Sarcoid Heart Disease: Review of Current Knowledge
Sarcoidosis is a granulomatous disease with the potential of multiple organ system involvement and its etiology remains unknown. Cardiac involvement is associated with worse clinical outcome, and has been reported to be 20%-30% in Caucasian and as high as 58% in Japanese populations with sarcoidosis. Clinical manifestations of cardiac sarcoidosis highly depend on the extent and location of granulomatous inflammation.

The most frequent presentations include heart block, tachyarrhythmia, or heart failure. Endomyocardial biopsy is the most specific diagnostic test, but has poor sensitivity due to often patchy involvement. The diagnosis of cardiac sarcoidosis remains challenging due to non-specific imaging findings. Both 18F-fluorodeoxyglucose-positron emission tomography (FDG-PET) and cardiac magnetic resonance imaging can be used to evaluate cardiac sarcoidosis, but evaluate different stages of the disease process.
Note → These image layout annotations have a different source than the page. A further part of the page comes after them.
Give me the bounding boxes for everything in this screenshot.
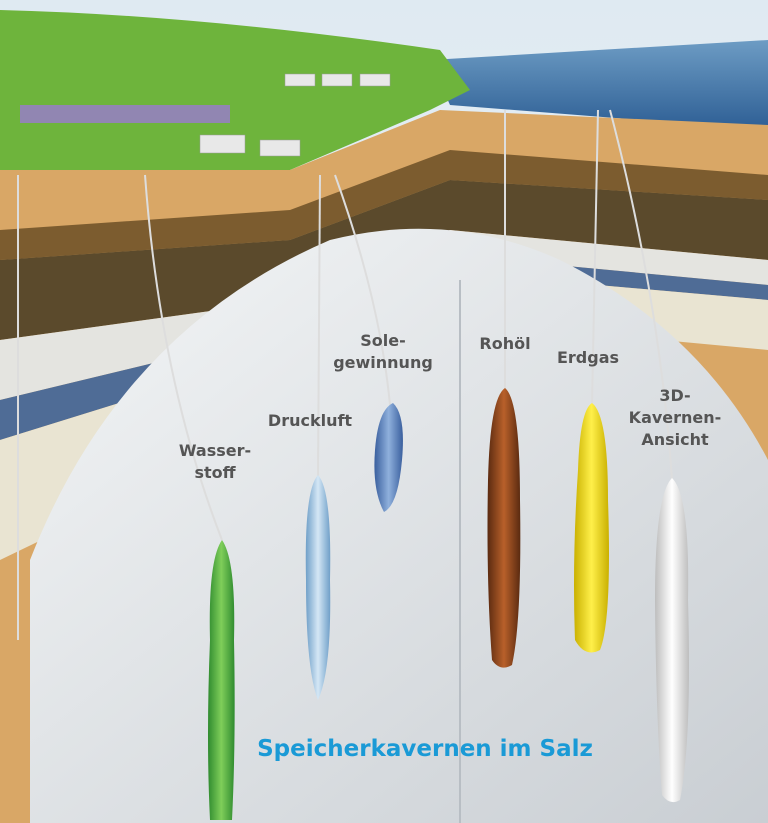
cavern-label: gewinnung: [333, 353, 433, 372]
land: [0, 10, 470, 170]
cavern-label: Wasser-: [179, 441, 251, 460]
cavern-label: stoff: [194, 463, 236, 482]
sea: [430, 40, 768, 130]
labels: Wasser-stoff Druckluft Sole-gewinnung Rohöl…: [179, 331, 721, 482]
cavern-hydrogen: [208, 540, 235, 820]
cavern-air: [305, 475, 331, 700]
cavern-gas: [574, 403, 609, 653]
pipes: [17, 109, 673, 640]
cavern-label: Druckluft: [268, 411, 353, 430]
stratum-dark: [0, 150, 768, 260]
title: Speicherkavernen im Salz: [257, 736, 593, 762]
cavern-label: 3D-: [659, 386, 690, 405]
tanks: [199, 73, 391, 157]
cavern-brine: [374, 403, 403, 512]
cavern-label: Kavernen-: [629, 408, 722, 427]
cavern-3d: [655, 478, 689, 803]
cavern-label: Sole-: [360, 331, 406, 350]
solar-field: [20, 105, 230, 123]
cavern-label: Rohöl: [479, 334, 530, 353]
cavern-label: Erdgas: [557, 348, 619, 367]
stratum-brown: [0, 180, 768, 340]
cavern-oil: [487, 388, 521, 668]
cavern-label: Ansicht: [641, 430, 709, 449]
FDG-PET detects metabolically-active inflammatory cells while cardiac magnetic resonance imaging with late gadolinium enhancement reveals areas of myocardial necrosis and fibrosis. Aggressive therapy of symptomatic cardiac sarcoidosis is often sought due to the high risk of sudden death and/or progression to heart failure. Prednisone 20-40 mg a day is the recommended initial treatment. In refractory or severe cases, higher doses of prednisone, 1 to 1.5 mg/kg/day (or its equivalent) and addition of a steroid sparing agent have been utilized.

Methotrexate is added most commonly. Long-term improvement has been reported with the use of a combination of weekly methotrexate and prednisone versus prednisone alone. After initiation of treatment, a cardiac FDG-PET scan may be performed 2-3 months later to assess treatment response.